We've got plenty of money in this country (even if it is distributed extraordinarily unequally). There's very little evidence we're overspending on schooling relative to the rest of the world. We could drive more resources into the schools that enroll our least advantaged students much more quickly than we could expand private schools using vouchers or expand properly regulated charter schools.

But we don't. Instead, our leaders keep pushing reformy schemes based on outlier "successes" rather than funding reform, a policy that would quickly provide improvements across the K-12 education system. Worse, many of these same leaders then refuse to subject their own children to their designs, opting instead to enroll them in highly resourced schools.

Chris Christie will be gone in a few months, and New Jersey might then begin to have a serious conversation about education funding. Sadly, many of our nation's leaders, Republican and Democrat alike, are following Christie's example. They refuse to address the issue of inadequate and inequitable school funding head on.

Fortunately, even conservatives are starting to realize that effective schools and other government services come at a price. Let's hope the era of Chris Christie and his ilk -- and era where unproven reformy nonsense has replaced a commitment to getting schools the resources they need -- will soon come to an end.

If I had to pick one...

ADDING: In the very earliest days of this blog -- April, 2010 -- I said that where Chris Christie sent his own kids to school was no one's business.

I was wrong.

Of course, this was before Christie repeatedly underfunded the public schools, even after the Great Recession. This was before the lies of Chapter 78. This was before Christie tried to slash funding to the urban districts with his cruel "Fairness Formula." This was before Christie showed repeatedly he never took education policy seriously. This was even before Christie unloaded some of his worst invective at the NJEA and teachers around the state.

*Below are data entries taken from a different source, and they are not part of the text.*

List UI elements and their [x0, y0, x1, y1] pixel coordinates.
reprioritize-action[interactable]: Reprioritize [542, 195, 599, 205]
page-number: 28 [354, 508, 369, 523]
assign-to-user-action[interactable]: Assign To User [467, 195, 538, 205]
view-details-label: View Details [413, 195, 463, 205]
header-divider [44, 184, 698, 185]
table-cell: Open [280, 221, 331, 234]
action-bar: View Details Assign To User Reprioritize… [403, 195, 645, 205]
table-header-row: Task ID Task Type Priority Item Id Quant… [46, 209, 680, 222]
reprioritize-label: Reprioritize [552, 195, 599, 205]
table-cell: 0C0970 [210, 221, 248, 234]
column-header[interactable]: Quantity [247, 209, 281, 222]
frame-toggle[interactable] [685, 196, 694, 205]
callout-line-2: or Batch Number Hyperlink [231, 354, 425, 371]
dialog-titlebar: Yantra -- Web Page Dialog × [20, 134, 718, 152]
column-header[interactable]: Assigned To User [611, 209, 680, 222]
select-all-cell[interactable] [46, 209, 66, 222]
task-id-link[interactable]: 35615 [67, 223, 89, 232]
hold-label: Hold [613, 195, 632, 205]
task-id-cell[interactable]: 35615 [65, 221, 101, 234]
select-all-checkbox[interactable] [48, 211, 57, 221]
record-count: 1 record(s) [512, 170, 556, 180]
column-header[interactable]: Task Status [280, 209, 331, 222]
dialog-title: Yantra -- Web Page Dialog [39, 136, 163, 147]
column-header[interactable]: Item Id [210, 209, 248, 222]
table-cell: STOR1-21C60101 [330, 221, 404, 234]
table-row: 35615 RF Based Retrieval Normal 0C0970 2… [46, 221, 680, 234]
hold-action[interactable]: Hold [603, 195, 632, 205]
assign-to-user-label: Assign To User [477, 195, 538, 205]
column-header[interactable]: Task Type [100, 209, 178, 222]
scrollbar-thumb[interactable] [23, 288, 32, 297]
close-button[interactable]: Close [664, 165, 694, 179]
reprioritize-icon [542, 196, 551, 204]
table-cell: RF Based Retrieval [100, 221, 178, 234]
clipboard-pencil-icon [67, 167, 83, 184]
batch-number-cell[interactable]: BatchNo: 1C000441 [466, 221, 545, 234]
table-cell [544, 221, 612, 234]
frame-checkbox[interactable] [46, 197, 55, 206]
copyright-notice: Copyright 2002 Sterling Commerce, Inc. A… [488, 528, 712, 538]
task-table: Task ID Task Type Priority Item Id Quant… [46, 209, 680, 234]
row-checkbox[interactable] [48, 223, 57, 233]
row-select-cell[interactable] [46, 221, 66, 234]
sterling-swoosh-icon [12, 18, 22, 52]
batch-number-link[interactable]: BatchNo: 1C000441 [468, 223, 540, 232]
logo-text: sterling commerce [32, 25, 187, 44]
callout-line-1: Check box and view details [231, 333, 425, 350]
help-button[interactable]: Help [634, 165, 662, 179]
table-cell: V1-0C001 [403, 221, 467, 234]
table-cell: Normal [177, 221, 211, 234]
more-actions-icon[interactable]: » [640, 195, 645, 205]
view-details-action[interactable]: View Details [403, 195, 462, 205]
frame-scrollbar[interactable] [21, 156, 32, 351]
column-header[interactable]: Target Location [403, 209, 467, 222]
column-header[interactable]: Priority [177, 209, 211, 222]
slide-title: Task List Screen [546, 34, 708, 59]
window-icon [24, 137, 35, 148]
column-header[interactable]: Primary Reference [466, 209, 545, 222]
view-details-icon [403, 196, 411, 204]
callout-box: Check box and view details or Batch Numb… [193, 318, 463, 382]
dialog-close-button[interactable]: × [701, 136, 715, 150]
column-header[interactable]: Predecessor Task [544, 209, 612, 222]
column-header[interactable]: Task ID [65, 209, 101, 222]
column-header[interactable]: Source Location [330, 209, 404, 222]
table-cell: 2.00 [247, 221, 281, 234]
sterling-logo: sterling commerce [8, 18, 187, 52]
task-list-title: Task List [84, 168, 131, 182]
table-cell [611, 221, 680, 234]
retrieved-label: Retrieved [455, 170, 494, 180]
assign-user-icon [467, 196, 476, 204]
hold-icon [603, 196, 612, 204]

But I still should have known better. Anyone who is against the adequate and equitable funding of public schools yet sends their own children to a well-resourced private or public school is a massive hypocrite.

They should be called so in no uncertain terms.

ADDING MORE: Seriously?
PHILADELPHIA (CBS) — Chris Christie is getting his shot at sportsradio.
Christie will fill in for Mike Francesa on Monday, July 10th and Tuesday, July 11th, as part of an audition on WFAN in New York.
There's no chance Christie will resign before the end of the summer -- he likes that beach house too much. But is it too much to ask that he at least pretend he's interested in being the governor in exchange?

1 comment:

Giuseppe said...

I haven't decided yet: Is Christie the worst education governor ever in NJ history or the best ANTI-education governor in our history? Never mind, it amounts to the same thing, CC has been absolutely horrible for education in this state. Eight years of negative policies, eight years of bashing and demeaning public schools and their teachers. Bush's (NCLB) and Obama's (RTTT) education policies were quite bad and now we have Trump/DeVos, school privatization on steroids. My guess is that CC will be a flop as a radio broadcaster because he is so unpopular as governor; that unpopularity will transfer over to his radio gig, he will be trolled non stop by his many haters and detractors which he so richly deserves. Doesn't his mansion in Mendham have a swimming pool and isn't it big enough for a family outing? Maybe if the Democrats hadn't betrayed Barbara Buono, their own candidate, we would not have been stuck with 8 years of this obnoxious bloviator.
The D party deserves a lot of blame for enabling the 2nd term of CC.